With the advent of the era of tirelessly working agentic AI, tokenmaxxing has emerged as a defining trend in Silicon Valley. Because tokens are consumed whenever AI ingests materials, produces answers, or writes code, the amount of token consumption has become a direct indicator of how actively AI is being used.

In the US tech sector, there is a widespread culture of treating massive token consumption as a badge of honor. Pushing AI usage to its limits has come to be regarded as a core competitive strength for both engineers and companies. OpenAI and Meta have even created internal “AI usage leaderboards” that track employees’ token consumption and encourage competition. Jensen Huang, CEO of Nvidia, further accelerated this trend last month when he announced that he would provide engineers with an additional “AI token budget” equivalent to half of their annual base salary.

The challenge for companies is that token consumption directly translates into costs payable to AI providers. This is the backdrop for the rise of “tokenomics,” the economic value structure of tokens, as a key industry theme.

It is in the same vein that CEO Huang emphasized last month that “future data centers will not be mere server storage spaces, but ‘token factories.’” Ultimately, token economics implies that efficient control of tokens will form a new industrial structure that determines corporate success or failure.

● Drive to improve “Toseongbi” amid ballooning bills

Startled by enormous cost invoices, companies have recently begun efforts to overhaul their structures.
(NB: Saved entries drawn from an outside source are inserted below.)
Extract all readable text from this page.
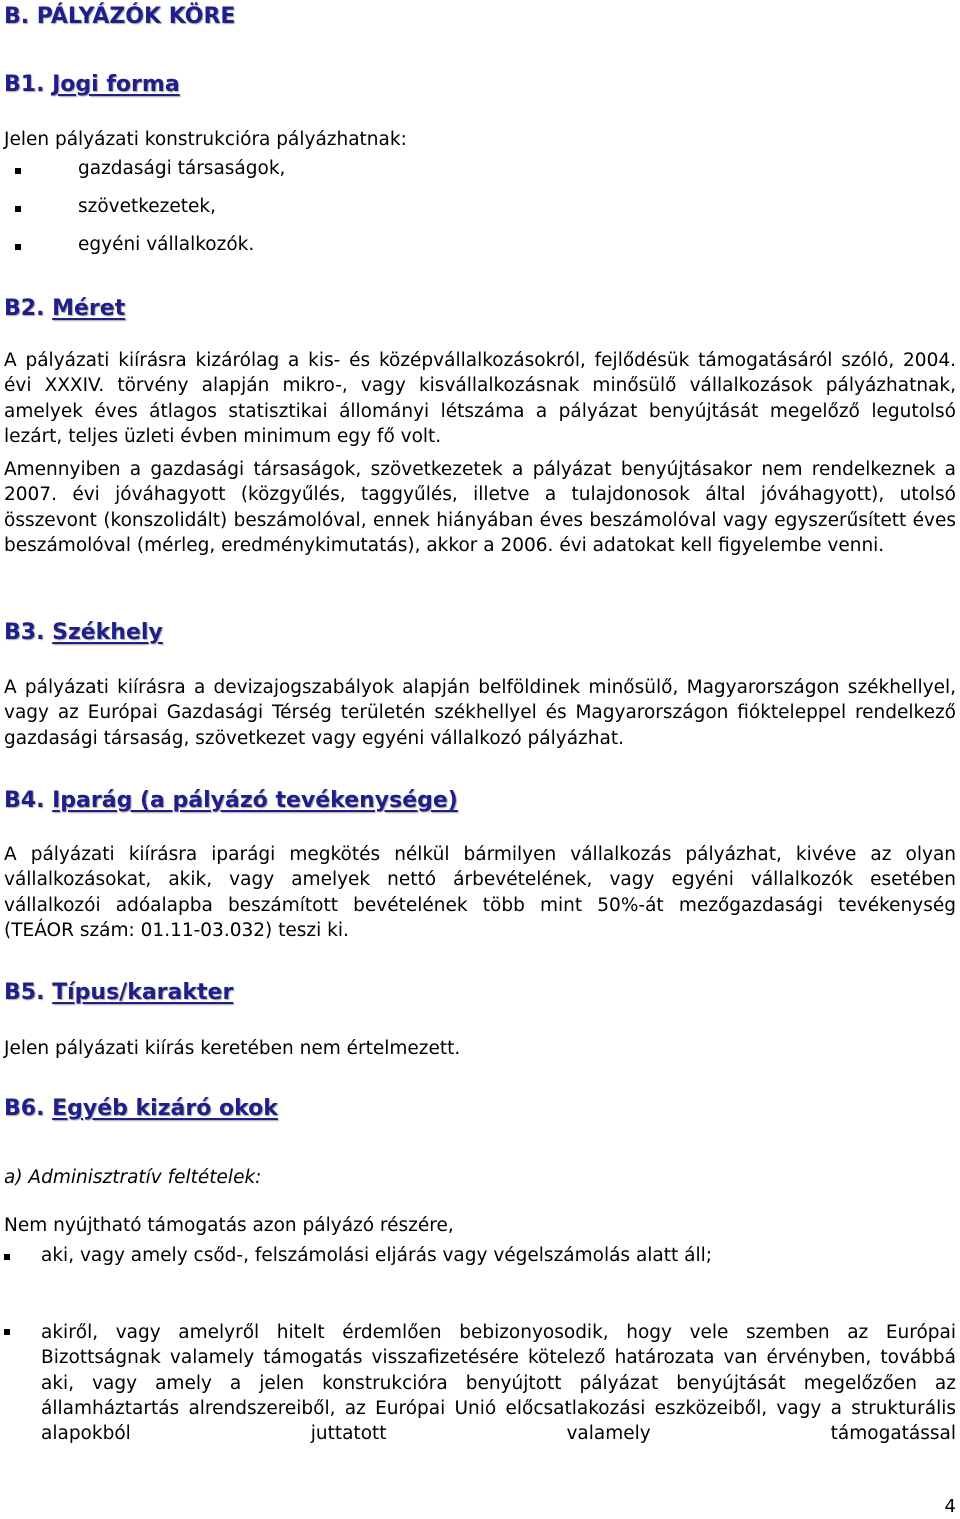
B. PÁLYÁZÓK KÖRE
B1. Jogi forma

Jelen pályázati konstrukcióra pályázhatnak:

gazdasági társaságok,
szövetkezetek,
egyéni vállalkozók.
B2. Méret

A pályázati kiírásra kizárólag a kis- és középvállalkozásokról, fejlődésük támogatásáról szóló, 2004. évi XXXIV. törvény alapján mikro-, vagy kisvállalkozásnak minősülő vállalkozások pályázhatnak, amelyek éves átlagos statisztikai állományi létszáma a pályázat benyújtását megelőző legutolsó lezárt, teljes üzleti évben minimum egy fő volt.

Amennyiben a gazdasági társaságok, szövetkezetek a pályázat benyújtásakor nem rendelkeznek a 2007. évi jóváhagyott (közgyűlés, taggyűlés, illetve a tulajdonosok által jóváhagyott), utolsó összevont (konszolidált) beszámolóval, ennek hiányában éves beszámolóval vagy egyszerűsített éves beszámolóval (mérleg, eredménykimutatás), akkor a 2006. évi adatokat kell figyelembe venni.

B3. Székhely

A pályázati kiírásra a devizajogszabályok alapján belföldinek minősülő, Magyarországon székhellyel, vagy az Európai Gazdasági Térség területén székhellyel és Magyarországon fiókteleppel rendelkező gazdasági társaság, szövetkezet vagy egyéni vállalkozó pályázhat.

B4. Iparág (a pályázó tevékenysége)

A pályázati kiírásra iparági megkötés nélkül bármilyen vállalkozás pályázhat, kivéve az olyan vállalkozásokat, akik, vagy amelyek nettó árbevételének, vagy egyéni vállalkozók esetében vállalkozói adóalapba beszámított bevételének több mint 50%-át mezőgazdasági tevékenység (TEÁOR szám: 01.11-03.032) teszi ki.

B5. Típus/karakter

Jelen pályázati kiírás keretében nem értelmezett.

B6. Egyéb kizáró okok

a) Adminisztratív feltételek:

Nem nyújtható támogatás azon pályázó részére,

aki, vagy amely csőd-, felszámolási eljárás vagy végelszámolás alatt áll;
akiről, vagy amelyről hitelt érdemlően bebizonyosodik, hogy vele szemben az Európai Bizottságnak valamely támogatás visszafizetésére kötelező határozata van érvényben, továbbá aki, vagy amely a jelen konstrukcióra benyújtott pályázat benyújtását megelőzően az államháztartás alrendszereiből, az Európai Unió előcsatlakozási eszközeiből, vagy a strukturális alapokból juttatott valamely támogatással
4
For small and medium-sized startups with limited capital and an urgent need to improve profitability, so‑called “Toseongbi” (token + gasseongbi, meaning token cost-effectiveness) has become increasingly important. Rather than wasting tokens indiscriminately, the strategy is to extract maximum operational efficiency within finite resources.

According to the Wall Street Journal (WSJ), global AI automation platform Zapier recently introduced a dedicated internal dashboard that can track each employee’s token usage in real time. Unlike big tech companies, the purpose is not to showcase the volume of AI usage, but to assess token efficiency. Kumo AI, a US startup with about 60 employees, has also been individually tracking how many tokens each engineer consumes since the beginning of this year in an effort to control costs.

The situation is similar in Korea. Major IT service providers such as Samsung SDS, LG CNS, and SK C&C are treating the optimization of client token expenditures as the top priority in their enterprise AI deployments and are focusing intensely on building customized, lightweight infrastructures. According to market research firm IDC, the number of agentic AI systems operating worldwide is expected to exceed 1 billion by 2029, which is 40 times the level in 2025. Agentic AI is projected to perform more than 217 billion tasks per day, and the annual cost of token transmission to support this is forecast to easily surpass USD 6.8 billion (about KRW 101 trillion).

Semiconductor companies are also focusing on developing inference chips that optimize token costs. This is one of the reasons behind Nvidia’s acquisition of inference chip company Groq.

Kim Doo-hyun, a professor in the Department of Computer Engineering at Konkuk University, said, “This is a point in time when sophisticated token management strategies are required, such as combining optimization algorithms that maximize text processing efficiency with small language models (sLMs) specialized in particular industry domains.” Oh Hak-joo, a professor in the Department of Computer Science at Korea University, said, “Finding the optimal balance between token productivity and costs is the key survival task in the era of autonomous AI.”

Jeon Hye-jin; Kim Jae-hyung

AI-translated with ChatGPT. Provided as is; original Korean text prevails.